Operating at near-infrared (NIR) telecom wavelengths of 1.3 to 1.5μm, their devices consisted of vertically stacked layers of dots (ranging from 3 to 7) into the 200nm thick intrinsic region of a p-i-n Si diode. From their experiment, the researchers noted that the emission intensity of their devices scaled with the number of quantum dot layers embedded, demonstrating that larger gain material volumes could potentially be grown to reach lasing thresholds, eventually leading to CMOS-compatible electrically pumped room-temperature lasers.

The Ge-DEQDs were grown through chemical vapor deposition, with subsequent ion bombardment to create the lattice defects within the Ge dots.
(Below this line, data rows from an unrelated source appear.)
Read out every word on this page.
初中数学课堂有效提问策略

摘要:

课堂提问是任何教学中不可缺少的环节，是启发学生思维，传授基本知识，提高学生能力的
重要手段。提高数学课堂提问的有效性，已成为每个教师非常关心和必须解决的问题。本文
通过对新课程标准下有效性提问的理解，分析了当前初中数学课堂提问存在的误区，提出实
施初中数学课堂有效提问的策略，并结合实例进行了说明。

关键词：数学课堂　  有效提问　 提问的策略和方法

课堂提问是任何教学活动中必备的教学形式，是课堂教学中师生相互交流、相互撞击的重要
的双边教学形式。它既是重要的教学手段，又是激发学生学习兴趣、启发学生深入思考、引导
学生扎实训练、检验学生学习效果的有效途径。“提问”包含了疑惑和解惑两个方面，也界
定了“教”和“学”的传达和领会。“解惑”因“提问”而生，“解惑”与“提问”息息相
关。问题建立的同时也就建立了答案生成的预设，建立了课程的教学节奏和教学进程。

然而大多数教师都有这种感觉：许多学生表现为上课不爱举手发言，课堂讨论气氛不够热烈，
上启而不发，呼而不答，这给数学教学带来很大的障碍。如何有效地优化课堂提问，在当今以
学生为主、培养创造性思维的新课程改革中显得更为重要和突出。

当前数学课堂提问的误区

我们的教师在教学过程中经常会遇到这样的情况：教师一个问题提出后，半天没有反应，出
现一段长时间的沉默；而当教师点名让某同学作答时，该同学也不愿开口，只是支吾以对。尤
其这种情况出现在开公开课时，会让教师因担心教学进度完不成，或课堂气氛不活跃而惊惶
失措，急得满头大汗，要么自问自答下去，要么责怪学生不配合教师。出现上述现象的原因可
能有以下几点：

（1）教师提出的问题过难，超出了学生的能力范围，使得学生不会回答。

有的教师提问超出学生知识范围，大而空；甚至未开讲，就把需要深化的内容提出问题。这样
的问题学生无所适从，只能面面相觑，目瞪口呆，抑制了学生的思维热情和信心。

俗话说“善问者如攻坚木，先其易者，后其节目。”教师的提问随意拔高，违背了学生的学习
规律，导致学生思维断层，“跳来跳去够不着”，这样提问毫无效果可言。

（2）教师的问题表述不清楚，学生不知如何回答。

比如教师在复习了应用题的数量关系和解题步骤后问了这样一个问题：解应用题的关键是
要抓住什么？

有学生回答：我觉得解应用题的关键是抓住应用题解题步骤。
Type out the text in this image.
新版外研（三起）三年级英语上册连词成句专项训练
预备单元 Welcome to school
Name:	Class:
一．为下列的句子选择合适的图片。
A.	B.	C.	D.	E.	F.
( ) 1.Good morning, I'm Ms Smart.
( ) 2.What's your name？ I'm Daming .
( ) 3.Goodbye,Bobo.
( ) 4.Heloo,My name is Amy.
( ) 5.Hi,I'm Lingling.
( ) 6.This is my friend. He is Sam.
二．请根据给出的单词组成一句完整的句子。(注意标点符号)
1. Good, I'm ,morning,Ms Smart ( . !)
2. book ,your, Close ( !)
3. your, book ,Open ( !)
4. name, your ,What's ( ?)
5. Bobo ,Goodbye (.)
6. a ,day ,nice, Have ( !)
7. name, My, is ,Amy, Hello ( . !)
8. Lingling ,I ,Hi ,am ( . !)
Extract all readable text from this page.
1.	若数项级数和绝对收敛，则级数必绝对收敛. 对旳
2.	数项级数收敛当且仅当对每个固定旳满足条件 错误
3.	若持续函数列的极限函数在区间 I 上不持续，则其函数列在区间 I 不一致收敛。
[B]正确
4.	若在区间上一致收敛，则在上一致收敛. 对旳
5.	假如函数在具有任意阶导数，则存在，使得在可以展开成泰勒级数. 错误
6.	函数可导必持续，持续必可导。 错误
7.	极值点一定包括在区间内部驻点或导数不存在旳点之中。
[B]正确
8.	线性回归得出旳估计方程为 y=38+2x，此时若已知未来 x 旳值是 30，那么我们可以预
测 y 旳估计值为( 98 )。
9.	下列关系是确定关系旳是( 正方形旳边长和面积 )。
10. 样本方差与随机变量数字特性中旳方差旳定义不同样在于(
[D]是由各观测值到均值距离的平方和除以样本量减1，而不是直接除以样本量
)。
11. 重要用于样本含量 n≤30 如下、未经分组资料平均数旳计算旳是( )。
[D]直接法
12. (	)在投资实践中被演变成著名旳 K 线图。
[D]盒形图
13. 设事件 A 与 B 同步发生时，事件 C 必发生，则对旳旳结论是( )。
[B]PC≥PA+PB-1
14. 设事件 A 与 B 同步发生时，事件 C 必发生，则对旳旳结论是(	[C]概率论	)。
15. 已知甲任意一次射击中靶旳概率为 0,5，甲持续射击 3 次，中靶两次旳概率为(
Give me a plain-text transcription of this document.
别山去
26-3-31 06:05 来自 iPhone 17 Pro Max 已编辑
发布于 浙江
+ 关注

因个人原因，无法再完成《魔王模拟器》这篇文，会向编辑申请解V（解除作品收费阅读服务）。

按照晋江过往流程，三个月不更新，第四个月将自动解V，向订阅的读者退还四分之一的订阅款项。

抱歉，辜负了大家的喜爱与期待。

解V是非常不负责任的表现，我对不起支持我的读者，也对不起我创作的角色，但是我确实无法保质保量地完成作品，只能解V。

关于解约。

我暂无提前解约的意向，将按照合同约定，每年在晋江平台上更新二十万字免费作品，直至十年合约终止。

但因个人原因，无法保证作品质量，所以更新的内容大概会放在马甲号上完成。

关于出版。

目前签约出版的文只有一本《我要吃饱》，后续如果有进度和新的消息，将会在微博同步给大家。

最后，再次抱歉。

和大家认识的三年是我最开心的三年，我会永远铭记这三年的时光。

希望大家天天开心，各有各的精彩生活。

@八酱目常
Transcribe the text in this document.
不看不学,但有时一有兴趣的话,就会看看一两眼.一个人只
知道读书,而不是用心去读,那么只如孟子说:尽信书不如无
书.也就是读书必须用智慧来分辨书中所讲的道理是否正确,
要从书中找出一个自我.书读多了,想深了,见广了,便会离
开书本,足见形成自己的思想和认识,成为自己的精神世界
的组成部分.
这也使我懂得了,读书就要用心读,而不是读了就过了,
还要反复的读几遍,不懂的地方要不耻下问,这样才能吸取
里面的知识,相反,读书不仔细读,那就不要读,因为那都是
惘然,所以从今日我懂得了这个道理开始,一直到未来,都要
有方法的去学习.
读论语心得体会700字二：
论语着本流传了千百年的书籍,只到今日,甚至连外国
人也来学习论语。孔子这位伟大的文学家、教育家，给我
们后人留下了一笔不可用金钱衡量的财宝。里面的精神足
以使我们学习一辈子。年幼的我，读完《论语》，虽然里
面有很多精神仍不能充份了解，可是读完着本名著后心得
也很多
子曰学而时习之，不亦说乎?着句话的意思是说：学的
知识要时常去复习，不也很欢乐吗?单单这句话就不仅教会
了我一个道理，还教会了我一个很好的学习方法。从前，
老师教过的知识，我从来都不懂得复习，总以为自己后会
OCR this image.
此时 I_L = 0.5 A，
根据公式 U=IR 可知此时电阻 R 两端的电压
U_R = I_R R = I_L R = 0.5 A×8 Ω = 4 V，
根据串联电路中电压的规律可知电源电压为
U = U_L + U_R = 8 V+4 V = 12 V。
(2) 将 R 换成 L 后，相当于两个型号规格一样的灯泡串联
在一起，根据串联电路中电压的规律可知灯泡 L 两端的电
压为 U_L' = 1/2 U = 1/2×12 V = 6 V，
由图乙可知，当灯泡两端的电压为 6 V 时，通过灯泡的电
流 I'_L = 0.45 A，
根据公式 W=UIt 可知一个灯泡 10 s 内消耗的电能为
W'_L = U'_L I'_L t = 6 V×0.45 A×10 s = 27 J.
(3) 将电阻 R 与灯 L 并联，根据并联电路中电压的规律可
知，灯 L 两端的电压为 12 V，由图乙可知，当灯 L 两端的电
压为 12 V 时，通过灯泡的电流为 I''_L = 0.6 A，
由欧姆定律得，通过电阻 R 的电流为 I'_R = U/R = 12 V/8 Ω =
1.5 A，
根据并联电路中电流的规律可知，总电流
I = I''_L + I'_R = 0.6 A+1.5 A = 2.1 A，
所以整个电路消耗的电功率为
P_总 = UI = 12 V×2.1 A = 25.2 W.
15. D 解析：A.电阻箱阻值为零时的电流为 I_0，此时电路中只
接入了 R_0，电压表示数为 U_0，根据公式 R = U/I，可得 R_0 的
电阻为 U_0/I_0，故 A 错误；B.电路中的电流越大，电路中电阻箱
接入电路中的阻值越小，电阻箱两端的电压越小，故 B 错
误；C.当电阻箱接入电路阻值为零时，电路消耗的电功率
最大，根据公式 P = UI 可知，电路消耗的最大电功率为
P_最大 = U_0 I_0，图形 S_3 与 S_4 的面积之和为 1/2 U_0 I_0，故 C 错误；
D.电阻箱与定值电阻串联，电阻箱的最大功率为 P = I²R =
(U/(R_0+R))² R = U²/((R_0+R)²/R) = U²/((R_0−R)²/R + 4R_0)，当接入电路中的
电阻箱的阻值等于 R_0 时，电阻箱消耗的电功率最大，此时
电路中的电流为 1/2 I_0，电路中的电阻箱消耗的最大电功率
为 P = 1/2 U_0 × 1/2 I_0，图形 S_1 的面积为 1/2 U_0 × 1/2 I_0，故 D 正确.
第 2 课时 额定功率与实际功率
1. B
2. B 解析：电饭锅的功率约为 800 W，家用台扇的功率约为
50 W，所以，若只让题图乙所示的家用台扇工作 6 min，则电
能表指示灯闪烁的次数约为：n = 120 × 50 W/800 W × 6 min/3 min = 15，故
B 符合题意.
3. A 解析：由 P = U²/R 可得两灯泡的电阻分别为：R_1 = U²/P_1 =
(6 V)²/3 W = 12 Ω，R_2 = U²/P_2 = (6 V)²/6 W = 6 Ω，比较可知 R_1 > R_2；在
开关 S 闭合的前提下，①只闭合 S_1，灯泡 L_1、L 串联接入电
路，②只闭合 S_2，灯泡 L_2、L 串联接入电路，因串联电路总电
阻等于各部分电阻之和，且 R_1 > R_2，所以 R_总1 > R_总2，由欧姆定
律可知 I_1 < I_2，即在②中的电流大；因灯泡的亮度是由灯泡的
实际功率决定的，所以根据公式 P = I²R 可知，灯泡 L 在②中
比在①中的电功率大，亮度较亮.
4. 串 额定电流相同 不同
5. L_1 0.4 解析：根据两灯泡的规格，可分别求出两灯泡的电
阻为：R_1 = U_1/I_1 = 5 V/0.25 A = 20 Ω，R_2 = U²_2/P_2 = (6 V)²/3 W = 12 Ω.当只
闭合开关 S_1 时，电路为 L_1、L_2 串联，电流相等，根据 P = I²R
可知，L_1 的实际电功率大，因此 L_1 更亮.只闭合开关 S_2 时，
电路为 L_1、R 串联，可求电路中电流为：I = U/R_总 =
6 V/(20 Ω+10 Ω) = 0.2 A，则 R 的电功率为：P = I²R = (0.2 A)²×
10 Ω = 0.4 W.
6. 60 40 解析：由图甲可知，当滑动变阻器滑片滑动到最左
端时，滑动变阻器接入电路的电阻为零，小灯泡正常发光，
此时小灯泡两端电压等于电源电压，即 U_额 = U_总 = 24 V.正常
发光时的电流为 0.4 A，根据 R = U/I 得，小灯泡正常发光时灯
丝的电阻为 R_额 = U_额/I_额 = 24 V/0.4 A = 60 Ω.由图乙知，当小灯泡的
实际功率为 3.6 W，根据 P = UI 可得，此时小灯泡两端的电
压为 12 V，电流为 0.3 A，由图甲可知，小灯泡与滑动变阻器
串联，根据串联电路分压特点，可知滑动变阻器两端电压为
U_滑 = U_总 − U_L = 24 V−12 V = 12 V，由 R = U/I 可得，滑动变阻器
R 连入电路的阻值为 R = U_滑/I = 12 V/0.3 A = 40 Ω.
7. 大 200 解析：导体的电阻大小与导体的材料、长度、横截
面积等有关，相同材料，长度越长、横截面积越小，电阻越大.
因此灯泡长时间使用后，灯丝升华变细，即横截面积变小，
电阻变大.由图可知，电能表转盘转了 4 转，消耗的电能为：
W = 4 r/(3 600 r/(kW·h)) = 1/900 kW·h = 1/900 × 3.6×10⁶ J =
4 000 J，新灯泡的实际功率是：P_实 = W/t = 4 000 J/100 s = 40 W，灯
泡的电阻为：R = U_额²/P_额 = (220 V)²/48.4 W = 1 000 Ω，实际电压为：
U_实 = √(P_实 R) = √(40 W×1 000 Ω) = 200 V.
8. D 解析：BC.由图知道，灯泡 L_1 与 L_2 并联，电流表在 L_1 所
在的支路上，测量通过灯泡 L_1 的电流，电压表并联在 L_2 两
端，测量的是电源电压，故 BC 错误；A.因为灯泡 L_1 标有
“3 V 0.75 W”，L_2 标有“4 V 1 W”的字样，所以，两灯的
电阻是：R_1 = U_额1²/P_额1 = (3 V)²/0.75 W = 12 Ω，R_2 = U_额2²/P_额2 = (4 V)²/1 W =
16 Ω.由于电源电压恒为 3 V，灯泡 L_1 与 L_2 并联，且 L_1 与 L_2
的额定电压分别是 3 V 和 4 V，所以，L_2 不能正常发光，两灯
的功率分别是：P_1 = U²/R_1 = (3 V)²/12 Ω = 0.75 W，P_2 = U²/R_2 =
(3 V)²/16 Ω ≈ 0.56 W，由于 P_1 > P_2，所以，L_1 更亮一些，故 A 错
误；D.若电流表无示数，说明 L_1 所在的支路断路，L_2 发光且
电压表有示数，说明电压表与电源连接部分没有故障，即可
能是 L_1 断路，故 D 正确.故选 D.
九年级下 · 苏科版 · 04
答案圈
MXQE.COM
These processes can be run in standard CMOS production lines. The 100×100μm2 DEQDs-based LEDs operated well at current densities up to 20kA/cm2 and heat-sink temperatures up to 100°C under pulsed driving conditions at a repetition frequency of 10kHz and a current pulse length of 5μs (duty-cycles up to 5%).

But testing was largely limited by the experimental setup (current source, Peltier temperature controller and the bonding wires) note the researchers, arguing that their devices could certainly operate at far higher current densities and duty cycles.

Even for a large driving current density of 10kA/cm2, significant temperature quenching of the Ge-DEQDs LED emission only took place above 240K, much later than what literature reports for direct-bandgap GeSn or SiGeSn materials. The paper also highlights that the output intensity of the DEQD LEDs only drops slowly with temperature and still remains at 28% of the global maximum value for a heat-sink temperature of 100°C (373K).